Charles Wright, Scar Tissue
Publisher: Farrar, Straus and Giroux
2006, 73 pages, hardback, $22.00
charles wright has long been recognized as a modern-day poet-prophet,
a mystic trapped in a man’s body who shares his wisdom with
seemingly no struggle. In his latest collection, Scar
Tissue, Wright continues to build upon an already daunting
bibliography by combining the man-in-the-world qualities of
his early work with further development of the spirituality
he has fostered most furtively since his 1997 Pulitzer-winning
collection, Black Zodiac.
The poems of Scar Tissue
are instantly recognizable as later Charles Wright fare, with
long lines and regular use of indentation to punctuate unfinished
thought. Still in place is Wright’s familiarly understated
sense of humor, which sneaks up at moments when he seems to
be at his most sincere, announcing that “When the mind is
exalted, the body is lightened the Chinese say, / Or one of
them said.” This humorous sensibility allows the universe’s
grand comedy to emerge even when its confusions are most acute.
The ease with which his language fuses the perceived realities
of the world with the unknown, inexplicable, or merely quandary-causing
has acted for years as his strongest poetic tool, but one
at times wishes Wright would trust his line breaks as much
as he trusts his lines” while each line announces a resounding
and complete issue, the breaks tend to be syntactic and overly
reliant on commas. Despite this, Wright’s poems often resonate
with such knowing and beauty they lend only the nitpicker
room to complain.
In The New York Times,
reviewer Joel Brouwer chastised Scar Tissue for not
stating a direct thesis, and for the suggestion that “the
idea of horses [are] more important…than the animals themselves.”
But defiance of expectation and reluctance to reveal definition
are precisely why the collection succeeds: it is a study of
the difficulty of quantifying the physical world’s relation
to the world of the unseen.
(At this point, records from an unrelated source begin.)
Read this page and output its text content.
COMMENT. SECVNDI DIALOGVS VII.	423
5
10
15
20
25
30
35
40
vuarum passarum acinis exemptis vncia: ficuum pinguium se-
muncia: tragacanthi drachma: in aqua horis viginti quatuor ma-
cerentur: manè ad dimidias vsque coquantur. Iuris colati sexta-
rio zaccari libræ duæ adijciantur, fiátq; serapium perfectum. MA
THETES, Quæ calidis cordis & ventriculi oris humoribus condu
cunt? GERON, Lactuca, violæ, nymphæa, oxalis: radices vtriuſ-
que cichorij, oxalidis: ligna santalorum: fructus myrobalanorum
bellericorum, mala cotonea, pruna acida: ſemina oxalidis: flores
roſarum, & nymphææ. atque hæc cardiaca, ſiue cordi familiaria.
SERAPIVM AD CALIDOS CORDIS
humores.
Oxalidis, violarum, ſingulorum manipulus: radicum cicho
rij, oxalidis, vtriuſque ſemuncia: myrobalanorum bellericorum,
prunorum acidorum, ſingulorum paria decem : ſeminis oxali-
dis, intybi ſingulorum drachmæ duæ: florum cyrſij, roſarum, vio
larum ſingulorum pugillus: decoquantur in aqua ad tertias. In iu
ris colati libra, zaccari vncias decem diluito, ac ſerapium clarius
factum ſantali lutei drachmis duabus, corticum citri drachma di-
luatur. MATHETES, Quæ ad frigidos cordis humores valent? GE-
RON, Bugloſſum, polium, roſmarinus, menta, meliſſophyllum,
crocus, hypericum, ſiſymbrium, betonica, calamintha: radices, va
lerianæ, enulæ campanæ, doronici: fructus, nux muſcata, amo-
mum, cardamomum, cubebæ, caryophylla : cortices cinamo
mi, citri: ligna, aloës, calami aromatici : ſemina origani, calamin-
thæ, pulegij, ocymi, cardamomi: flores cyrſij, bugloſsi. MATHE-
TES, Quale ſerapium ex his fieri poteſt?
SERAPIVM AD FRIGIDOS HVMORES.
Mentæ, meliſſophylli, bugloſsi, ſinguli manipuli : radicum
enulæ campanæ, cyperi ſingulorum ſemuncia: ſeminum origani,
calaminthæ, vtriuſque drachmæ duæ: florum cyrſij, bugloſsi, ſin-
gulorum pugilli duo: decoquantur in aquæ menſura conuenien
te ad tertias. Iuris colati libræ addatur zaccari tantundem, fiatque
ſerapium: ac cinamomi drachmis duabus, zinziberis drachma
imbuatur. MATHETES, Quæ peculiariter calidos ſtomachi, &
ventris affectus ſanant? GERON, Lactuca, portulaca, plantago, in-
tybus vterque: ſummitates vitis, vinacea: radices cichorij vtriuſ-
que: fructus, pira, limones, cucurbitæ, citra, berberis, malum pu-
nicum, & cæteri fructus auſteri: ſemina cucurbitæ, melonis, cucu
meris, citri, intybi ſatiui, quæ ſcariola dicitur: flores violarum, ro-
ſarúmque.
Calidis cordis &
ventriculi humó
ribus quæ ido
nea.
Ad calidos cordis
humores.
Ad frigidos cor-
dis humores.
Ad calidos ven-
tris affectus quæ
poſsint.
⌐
Wright recognizes this, acknowledging
that “Landscape was never a subject matter, it was a technique,
/ A method of measure, / a scaffold for structuring.” By adapting
an attitude which only at first glance seems reductionist,
Wright demonstrates his embrace of consciousness and language.
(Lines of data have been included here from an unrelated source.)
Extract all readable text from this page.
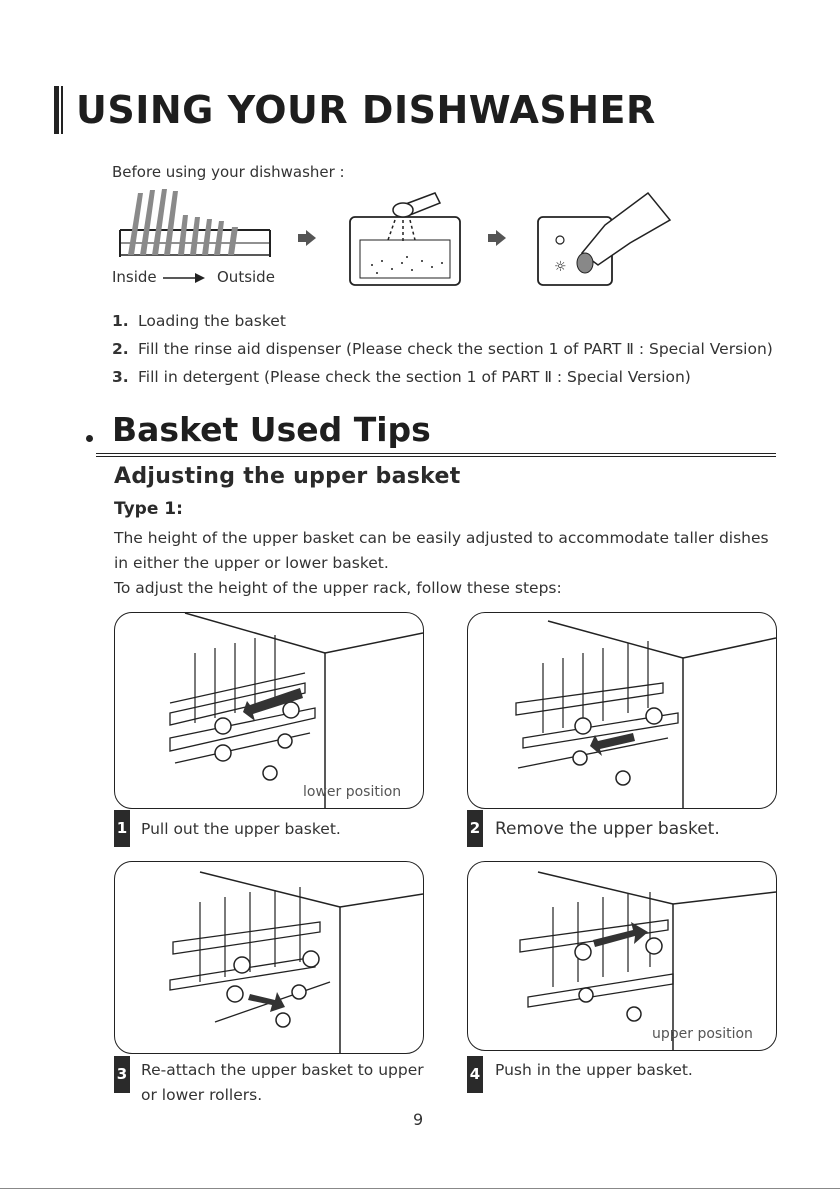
USING YOUR DISHWASHER
Before using your dishwasher :
☼
Inside	Outside
1. Loading the basket
2. Fill the rinse aid dispenser (Please check the section 1 of PART Ⅱ : Special Version)
3. Fill in detergent (Please check the section 1 of PART Ⅱ : Special Version)
Basket Used Tips
Adjusting the upper basket
Type 1:
The height of the upper basket can be easily adjusted to accommodate taller dishes
in either the upper or lower basket.
To adjust the height of the upper rack, follow these steps:
lower position
1 Pull out the upper basket.	2 Remove the upper basket.
3 Re-attach the upper basket to upper
or lower rollers.
upper position
4 Push in the upper basket.
9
But this reassessment of nature’s stature is not belittlement,
as Wright’s scope of insight into the natural world serves
as one of his most consistently impressive attributes: seemingly
all of existence is on call for his contemplation, as the
mountains, birds, flowers, lakes, and animals which abound
in his poems serve to illuminate the particular gorgeousity
of even the most mundane of natural occurrences.
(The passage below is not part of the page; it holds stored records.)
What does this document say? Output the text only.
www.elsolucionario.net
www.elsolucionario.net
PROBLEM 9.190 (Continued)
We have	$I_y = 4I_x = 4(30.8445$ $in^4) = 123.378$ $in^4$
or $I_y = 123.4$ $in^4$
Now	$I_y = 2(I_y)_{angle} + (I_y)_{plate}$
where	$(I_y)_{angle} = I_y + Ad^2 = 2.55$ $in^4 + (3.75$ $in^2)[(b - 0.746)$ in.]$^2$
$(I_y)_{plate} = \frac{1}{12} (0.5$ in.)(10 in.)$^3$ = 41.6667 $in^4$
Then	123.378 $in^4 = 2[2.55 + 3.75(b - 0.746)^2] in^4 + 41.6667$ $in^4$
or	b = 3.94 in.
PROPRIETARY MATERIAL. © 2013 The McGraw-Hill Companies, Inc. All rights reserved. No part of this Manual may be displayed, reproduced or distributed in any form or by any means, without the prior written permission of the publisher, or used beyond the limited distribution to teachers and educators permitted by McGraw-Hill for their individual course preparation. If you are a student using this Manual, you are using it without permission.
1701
The title poems of the collection comprise its center thrust,
and bring home the human mind’s incongruous perception of
the world’s ways. Announcing that “Time, for us, is a straight
line, / on which we hang our narratives. / For landscape,
however, it all is a circling / From season to season, the
snake’s tail in the snake’s mouth,” Wright crystallizes the
temporal nature of human experience, while at the same moment
acknowledging that it is not necessarily the most accurate
manner of perception. By questioning the solidity of the apparently
solid and the ethereality of the apparently ethereal, Wright
seeks the zipper interlocking the seen and the unseen while
knowing true integration will remain in a place he can never
conclusively understand:
Our lives, it seems, are a memory
we had once in another place.
Or are they its metaphor?
The trees, if trees they are, seem the same,
and
the creeks do.
The sunlight blurts its lucidity in the same way,
And the clouds, if clouds they really are,
still
follow us,
One after one, as they did in the old sky, in the old place.
With Scar Tissue, Charles Wright succeeds in discussing
the questions which no one can answer, and in this there is
a certain protection: he is not didactic, he is not overzealous,
and he will have a hard time finding anyone who can prove
him wrong. Ultimately, the grace of the collection is in its
honesty, its consistently surprising language, and its humane
modesty. Citing that “Whatever is insignificant has its own
strength,” Scar Tissue admits that the world is a confusing,
indefinite, and astounding place, and that to try to pinpoint
any of it is to commit an injustice.